Ovarium, by Joanna InghamThe main colour on the jacket is purple, and the main background colour is white. Most of the jacket is a hand drawn design showing possibly human eggs inside an ovary, with dotted lines around like flowing liquid or similar. Two thirds down a purple band allows the title to appear in large white lowercase letters, hand written. Below this in handdrawn small caps 'POEMS BY JOANNA INGHAM'

The Emma Press, 2022     £7.00

Body viewed as a stranger

I wasn’t sure I wanted to read a pamphlet dedicated to the subject of a giant ovarian cyst. I do like bodily-themed poems, I like the blood and guts stuff, but I wasn’t sure this rather specific subject was for me.
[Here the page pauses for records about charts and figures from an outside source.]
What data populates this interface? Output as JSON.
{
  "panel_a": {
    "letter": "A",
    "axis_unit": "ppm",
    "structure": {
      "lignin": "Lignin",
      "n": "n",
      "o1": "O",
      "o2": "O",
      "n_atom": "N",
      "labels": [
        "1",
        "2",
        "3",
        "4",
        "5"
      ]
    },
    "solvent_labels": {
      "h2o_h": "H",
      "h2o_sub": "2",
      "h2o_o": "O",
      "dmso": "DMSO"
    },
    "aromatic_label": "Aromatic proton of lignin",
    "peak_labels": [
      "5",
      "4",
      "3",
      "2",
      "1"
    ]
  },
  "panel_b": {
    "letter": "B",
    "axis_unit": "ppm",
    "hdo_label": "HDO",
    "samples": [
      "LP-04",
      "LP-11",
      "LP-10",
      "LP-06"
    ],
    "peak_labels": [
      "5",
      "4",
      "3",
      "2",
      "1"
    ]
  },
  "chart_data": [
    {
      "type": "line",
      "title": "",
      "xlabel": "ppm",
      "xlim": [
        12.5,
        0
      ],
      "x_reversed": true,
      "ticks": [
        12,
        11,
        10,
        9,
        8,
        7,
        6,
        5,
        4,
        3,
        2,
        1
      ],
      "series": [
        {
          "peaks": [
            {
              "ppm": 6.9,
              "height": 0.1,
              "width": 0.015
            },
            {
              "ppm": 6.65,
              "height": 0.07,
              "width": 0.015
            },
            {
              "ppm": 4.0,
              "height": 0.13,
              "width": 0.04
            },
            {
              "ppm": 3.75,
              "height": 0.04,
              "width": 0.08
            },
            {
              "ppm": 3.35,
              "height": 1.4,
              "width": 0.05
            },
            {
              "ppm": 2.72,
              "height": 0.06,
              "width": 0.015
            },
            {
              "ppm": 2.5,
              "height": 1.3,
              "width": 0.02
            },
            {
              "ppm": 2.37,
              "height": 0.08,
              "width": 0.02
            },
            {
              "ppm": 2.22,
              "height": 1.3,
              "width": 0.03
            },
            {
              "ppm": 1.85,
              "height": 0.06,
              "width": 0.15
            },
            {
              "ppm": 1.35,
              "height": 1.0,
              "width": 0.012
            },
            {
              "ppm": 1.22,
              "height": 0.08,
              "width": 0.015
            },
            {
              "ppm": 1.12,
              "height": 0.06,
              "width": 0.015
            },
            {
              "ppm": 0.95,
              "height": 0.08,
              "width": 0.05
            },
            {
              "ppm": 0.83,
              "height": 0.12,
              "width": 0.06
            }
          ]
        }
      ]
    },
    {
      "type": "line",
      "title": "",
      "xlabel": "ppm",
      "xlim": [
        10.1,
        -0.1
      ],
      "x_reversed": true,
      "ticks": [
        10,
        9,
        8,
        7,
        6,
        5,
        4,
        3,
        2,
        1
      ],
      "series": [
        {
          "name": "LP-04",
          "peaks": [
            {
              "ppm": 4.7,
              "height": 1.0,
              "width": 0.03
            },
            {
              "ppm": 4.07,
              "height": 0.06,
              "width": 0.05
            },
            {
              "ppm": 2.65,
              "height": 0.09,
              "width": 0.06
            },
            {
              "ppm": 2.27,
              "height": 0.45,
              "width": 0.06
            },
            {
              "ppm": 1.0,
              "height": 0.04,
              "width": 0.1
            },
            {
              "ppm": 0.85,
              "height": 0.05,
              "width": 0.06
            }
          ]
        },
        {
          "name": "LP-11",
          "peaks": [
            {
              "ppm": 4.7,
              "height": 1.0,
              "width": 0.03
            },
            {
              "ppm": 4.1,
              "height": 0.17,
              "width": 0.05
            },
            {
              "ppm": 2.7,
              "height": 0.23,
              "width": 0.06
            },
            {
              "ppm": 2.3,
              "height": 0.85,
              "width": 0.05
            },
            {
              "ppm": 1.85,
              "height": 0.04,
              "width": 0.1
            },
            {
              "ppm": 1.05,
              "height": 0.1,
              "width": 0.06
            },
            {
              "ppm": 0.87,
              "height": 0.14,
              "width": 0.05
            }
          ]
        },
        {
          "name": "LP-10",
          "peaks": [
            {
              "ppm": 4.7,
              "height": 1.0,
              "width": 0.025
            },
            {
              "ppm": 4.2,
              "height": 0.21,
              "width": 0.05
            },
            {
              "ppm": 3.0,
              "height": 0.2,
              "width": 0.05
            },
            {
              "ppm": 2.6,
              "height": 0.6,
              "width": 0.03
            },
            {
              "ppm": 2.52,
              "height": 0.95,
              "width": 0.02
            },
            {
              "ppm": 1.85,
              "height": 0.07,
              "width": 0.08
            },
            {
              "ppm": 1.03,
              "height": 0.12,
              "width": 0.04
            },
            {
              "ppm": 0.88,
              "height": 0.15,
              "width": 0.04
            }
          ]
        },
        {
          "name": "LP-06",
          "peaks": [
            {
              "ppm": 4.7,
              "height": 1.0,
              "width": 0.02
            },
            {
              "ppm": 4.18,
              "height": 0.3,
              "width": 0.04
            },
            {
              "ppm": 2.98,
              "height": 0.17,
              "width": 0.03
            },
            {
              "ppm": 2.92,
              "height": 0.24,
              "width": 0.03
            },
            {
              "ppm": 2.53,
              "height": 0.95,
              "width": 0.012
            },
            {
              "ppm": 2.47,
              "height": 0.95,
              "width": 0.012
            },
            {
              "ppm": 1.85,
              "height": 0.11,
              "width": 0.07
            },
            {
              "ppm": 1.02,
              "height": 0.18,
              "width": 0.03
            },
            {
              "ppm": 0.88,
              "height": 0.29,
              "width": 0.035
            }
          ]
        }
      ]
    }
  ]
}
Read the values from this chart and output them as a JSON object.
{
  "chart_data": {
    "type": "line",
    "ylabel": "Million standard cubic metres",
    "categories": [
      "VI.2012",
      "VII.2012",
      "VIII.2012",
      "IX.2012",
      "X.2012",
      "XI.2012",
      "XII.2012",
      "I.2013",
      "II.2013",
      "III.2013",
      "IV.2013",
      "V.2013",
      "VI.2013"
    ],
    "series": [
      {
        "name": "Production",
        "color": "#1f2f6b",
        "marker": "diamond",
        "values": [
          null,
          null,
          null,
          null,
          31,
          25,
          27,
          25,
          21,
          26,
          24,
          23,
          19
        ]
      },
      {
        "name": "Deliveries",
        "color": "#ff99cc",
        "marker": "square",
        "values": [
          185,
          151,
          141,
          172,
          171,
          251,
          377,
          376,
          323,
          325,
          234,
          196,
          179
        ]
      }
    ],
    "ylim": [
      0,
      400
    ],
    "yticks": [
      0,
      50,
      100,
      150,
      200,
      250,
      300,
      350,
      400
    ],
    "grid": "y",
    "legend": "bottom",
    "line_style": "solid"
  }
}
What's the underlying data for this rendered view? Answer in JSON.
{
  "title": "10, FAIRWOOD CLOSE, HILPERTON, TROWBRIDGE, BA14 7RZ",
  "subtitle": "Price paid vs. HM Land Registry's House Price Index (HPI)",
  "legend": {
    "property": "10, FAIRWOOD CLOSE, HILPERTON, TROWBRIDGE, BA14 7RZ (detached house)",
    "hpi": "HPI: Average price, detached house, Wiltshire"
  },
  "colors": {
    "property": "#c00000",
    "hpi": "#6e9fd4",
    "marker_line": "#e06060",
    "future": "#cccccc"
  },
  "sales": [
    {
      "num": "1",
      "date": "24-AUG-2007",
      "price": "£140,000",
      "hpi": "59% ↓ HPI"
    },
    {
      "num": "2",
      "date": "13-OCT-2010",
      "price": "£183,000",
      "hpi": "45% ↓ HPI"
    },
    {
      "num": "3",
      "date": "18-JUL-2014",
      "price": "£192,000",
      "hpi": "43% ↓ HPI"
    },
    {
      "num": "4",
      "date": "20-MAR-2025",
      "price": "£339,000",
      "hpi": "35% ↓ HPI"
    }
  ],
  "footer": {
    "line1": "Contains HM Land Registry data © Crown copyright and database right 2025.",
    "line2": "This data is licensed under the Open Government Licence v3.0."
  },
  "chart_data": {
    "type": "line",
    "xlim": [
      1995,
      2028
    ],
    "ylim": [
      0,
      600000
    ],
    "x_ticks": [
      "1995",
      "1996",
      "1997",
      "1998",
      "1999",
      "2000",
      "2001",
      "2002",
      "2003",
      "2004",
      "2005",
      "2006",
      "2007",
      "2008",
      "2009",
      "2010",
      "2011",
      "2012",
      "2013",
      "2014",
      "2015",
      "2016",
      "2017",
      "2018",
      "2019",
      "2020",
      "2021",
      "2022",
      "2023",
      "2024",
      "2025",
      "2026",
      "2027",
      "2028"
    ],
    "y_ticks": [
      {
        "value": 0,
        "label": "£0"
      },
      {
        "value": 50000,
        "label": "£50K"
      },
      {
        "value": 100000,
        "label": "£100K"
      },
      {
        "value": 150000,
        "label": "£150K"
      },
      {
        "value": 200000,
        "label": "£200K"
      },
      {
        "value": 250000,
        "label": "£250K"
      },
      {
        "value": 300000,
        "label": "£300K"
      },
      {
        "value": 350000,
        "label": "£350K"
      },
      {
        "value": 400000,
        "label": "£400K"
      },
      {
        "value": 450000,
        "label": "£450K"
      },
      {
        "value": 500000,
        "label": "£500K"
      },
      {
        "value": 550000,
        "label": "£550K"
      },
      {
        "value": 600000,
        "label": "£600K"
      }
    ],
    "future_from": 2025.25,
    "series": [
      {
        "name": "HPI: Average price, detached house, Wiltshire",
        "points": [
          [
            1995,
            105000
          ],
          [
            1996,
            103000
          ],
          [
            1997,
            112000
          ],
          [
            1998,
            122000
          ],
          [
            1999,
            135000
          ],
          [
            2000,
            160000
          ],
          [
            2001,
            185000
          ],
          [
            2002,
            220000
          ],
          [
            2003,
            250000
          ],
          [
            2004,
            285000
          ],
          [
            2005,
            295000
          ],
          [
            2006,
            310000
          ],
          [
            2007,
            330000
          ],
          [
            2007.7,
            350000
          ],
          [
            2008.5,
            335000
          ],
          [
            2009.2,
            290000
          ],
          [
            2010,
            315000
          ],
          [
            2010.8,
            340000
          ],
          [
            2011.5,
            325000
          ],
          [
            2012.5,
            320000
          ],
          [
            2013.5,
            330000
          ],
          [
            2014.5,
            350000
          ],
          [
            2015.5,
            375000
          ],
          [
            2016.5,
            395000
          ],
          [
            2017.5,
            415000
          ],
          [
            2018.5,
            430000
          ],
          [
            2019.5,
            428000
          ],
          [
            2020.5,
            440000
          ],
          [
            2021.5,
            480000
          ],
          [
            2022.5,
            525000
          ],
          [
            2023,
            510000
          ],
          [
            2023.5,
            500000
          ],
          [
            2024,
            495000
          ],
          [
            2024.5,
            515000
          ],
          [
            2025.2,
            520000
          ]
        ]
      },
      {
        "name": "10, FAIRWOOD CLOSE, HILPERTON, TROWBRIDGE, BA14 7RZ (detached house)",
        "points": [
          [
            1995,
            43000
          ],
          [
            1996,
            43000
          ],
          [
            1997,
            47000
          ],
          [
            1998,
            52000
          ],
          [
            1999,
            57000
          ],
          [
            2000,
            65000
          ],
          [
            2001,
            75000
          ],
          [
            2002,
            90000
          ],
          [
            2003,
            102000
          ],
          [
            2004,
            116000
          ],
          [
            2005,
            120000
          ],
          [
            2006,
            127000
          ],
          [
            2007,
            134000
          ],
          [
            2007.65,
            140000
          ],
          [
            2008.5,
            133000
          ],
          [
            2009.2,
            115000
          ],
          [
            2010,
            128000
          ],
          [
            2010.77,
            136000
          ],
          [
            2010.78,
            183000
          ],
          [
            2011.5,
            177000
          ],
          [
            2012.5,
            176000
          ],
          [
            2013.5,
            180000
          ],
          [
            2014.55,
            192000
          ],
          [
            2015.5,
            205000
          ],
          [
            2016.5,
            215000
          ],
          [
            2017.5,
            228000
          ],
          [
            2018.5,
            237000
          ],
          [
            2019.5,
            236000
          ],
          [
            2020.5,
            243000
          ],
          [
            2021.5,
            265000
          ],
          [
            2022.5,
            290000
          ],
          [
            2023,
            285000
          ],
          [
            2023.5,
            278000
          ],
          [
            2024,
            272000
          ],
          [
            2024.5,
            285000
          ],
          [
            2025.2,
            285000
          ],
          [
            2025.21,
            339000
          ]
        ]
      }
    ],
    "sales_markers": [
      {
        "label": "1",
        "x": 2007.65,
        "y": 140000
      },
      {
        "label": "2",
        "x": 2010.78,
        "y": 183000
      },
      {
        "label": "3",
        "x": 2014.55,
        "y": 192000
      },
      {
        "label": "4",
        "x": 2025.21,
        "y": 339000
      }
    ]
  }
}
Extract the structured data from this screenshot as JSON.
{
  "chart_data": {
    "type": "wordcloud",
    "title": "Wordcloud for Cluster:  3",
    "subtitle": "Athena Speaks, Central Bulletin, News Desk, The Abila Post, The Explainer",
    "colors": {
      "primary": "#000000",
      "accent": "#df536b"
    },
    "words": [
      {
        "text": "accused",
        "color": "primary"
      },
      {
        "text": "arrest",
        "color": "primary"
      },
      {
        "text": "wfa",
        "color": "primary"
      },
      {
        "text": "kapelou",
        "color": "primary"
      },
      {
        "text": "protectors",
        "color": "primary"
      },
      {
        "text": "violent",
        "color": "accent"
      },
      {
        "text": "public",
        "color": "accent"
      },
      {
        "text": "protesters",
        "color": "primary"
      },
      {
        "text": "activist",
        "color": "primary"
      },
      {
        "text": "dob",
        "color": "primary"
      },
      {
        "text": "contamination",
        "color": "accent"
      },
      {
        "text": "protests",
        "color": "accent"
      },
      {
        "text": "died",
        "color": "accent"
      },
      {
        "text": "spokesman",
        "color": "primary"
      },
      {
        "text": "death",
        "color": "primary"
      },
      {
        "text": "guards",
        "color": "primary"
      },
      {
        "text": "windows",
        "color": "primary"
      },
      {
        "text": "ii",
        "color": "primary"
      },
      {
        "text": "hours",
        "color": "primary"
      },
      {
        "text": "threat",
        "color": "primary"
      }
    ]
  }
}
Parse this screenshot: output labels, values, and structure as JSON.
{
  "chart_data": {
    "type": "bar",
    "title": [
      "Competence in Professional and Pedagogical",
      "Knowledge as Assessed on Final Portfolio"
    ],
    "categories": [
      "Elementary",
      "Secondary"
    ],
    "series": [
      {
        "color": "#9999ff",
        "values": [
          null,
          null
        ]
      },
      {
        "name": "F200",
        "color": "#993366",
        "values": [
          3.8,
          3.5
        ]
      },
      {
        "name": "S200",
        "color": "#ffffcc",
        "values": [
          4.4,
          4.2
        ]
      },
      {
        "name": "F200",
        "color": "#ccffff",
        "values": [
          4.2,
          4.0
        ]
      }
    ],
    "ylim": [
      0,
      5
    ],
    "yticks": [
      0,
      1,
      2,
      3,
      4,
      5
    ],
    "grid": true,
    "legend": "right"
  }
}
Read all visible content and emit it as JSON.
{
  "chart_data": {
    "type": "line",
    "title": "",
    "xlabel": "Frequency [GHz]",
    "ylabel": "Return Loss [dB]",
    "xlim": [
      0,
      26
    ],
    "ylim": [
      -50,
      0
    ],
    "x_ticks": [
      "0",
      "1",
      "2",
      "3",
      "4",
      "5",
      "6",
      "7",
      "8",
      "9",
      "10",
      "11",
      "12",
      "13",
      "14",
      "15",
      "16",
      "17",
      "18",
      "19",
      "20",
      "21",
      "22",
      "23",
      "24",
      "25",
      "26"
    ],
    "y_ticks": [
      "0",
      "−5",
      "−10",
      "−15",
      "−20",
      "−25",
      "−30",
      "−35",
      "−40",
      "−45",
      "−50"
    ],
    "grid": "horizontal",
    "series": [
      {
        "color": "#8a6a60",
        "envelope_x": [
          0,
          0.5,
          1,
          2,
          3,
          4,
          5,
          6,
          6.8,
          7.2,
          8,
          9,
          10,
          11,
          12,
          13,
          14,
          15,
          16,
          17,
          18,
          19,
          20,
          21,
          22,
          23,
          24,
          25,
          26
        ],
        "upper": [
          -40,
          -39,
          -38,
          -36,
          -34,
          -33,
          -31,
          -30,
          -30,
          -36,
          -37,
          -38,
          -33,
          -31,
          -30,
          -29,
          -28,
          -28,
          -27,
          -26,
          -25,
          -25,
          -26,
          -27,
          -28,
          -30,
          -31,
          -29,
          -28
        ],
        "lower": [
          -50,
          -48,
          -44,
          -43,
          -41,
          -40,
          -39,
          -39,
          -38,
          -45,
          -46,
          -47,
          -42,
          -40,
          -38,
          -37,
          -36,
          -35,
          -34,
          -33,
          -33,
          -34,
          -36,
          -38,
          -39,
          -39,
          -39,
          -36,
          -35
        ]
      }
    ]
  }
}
But first and foremost, these are poems full of wonderful sounds, as well as being cinematically clear. There are plays with sounds that made me smile and immediately re-read. For instance, in ‘Nuclear medicine scan’ Ingham rhymes ‘narrow one’ with ‘scanner room’, as the narrator looks at her kidneys ‘glowing gold on the screen / like twin cities at night / when seen from space'.

Broadly, the poems move in chronological order from diagnosis to treatment to recovery. Each poem approaches its subject from a fresh angle. They are confident and experimental, seeking to discover through the act of creating.

Ingham manages to strike the difficult balance of adding humour without undermining the weight of sorrow. The poems feel vulnerable and honest, but unashamed about the entire experience: ‘We haven’t been this animal since childbirth,’ she writes in ‘Bay 1, Elizabeth Ward’.

We also see the history of surgery, including an account of the first woman to survive an ovariotomy. It is fascinating to be given the scope of the subject, including how the history of medicine relates to women at the hands of a predominantly male profession — we still experience the effects of this today.

The opening words of ‘To my belly’ are: ‘Ah, my soft white enemy’. Why this enmity? For years the speaker didn’t realise her protruding abdomen was due to the cyst. The poem goes on to depict all the ways the speaker sought to hide, or get rid of, what she presumed to be unflattering fat (stringent diets, avoiding pool parties). In this way, she invites us to reflect on how we view our bodies, how we can be moved to punish them and act as if they’re separate from ourselves.

Despite my initial reservation, I found these thought-provoking, moving poems a pleasure to read.